La dune orange

loinducoeur

Le soleil vient de se montrer entre deux formes arrondies par le vent. Nous ne sommes pas les seuls à avoir fait ce voyage, à être là, en attente d'un moment de plaisir intense. Alors les premiers pas, nous les posons dans ceux des autres, comme pour éviter de réveiller cette masse imposante et pourtant fragile. Ne pas souiller de nos empreintes, ce refuge de la nature, cette immensité de sable dont nous ne connaitrons qu'une infime parcelle. Il faut suivre la crête sinueuse de la dune. Ce chemin à la file indienne, nous l'empruntons avec respect. Respect de ceux qui nous précédent, de ceux qui l'ont parcouru avant nous, en songeant que d'autres viendront bientôt. Aucun d'entre nous n'oserait presser le pas. Le temps n'existe que par la lente ascension de l'astre chaud et lumineux, qui creuse déjà nos ombres.

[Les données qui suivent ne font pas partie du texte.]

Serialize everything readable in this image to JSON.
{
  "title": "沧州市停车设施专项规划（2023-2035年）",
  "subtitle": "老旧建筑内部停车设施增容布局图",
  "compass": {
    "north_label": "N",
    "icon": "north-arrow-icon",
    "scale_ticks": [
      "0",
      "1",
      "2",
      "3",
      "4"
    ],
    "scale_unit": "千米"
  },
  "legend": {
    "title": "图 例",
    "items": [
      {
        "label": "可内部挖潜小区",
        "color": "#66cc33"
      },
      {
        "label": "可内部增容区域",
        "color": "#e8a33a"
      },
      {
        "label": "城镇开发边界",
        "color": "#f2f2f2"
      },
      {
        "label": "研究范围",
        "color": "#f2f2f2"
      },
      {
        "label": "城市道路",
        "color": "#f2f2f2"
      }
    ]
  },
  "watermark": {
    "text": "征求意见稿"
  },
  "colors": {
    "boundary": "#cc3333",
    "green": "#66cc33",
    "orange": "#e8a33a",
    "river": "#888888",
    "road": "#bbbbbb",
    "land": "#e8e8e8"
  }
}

Car tu as cru, enfant de la terre, qu'il te serait facile de pénétrer dans ce sanctuaire. Tu mesures à l'instant, que tu n'as parcouru que quelques dizaines de mètres, qu'il te faudrait des jours, des semaines, peut-être pour percer le secret de la dune orange.

Avance !

Il me vient l'envie d'aller plus loin. De sortir de la trace. Là-bas, il n'y aura plus personne pour me suivre et je goûterai à la liberté. Le premier sommet atteint, je me sens plus fort, empli d'une satisfaction surévaluée, prêt à en découdre. Pourquoi cette embellie intérieure ? Faut-il que je m'éloigne de la compagnie d'autrui pour me sentir libre de mes mouvements, libre d'esprit ?

J'accélère le pas.

Devant moi, une intersection me surprend. Je n'avais pas imaginé que même ici, surtout ici, je dusse encore choisir. A l'instant de monter plus haut dans les dunes, d'être tenté de me perdre enfin, me voici confronter au doute existentiel. Une goutte de sueur perle de mon front et me rappelle à la réalité. La dune orange semble s'en divertir. Espiègle, elle attend, encore assoupie d'une courte nuit sans homme, que je me décide, que je renonce. J'entends au loin derrière moi, les murmures des autres marcheurs contemplatifs. Ils profitent de la vue, dans une sagesse paresseuse. Retourner vers eux paraît tout à coup inévitable. N'y a-t-il pas d'autre route ? L'humiliation me guette. La fatigue m'envahit. J'étais bien parti, tu sais.

Dégringolade.

Je prends la courbe vers la droite et je me fixe un but. Atteindre ce creux un peu plus loin, et puis me lancer dans la pente vierge. Ah, la belle sensation remontant sous mes pieds lorsque je glisse dans le sable fluide qui crie son désir de se sentir foulé. Une joie enfantine me donne le frisson. Expérience beaucoup trop courte, quasi fugitive, qui me laisse un souvenir à peine chaud. En bas, il n'y a plus d'hésitation à avoir. En bas de la dune, je retournes vers les autres, vers la piste qui m'a mené si près de l'aventure, que j'y ai cru. En bas je sais où aller, et c'est tellement trop simple.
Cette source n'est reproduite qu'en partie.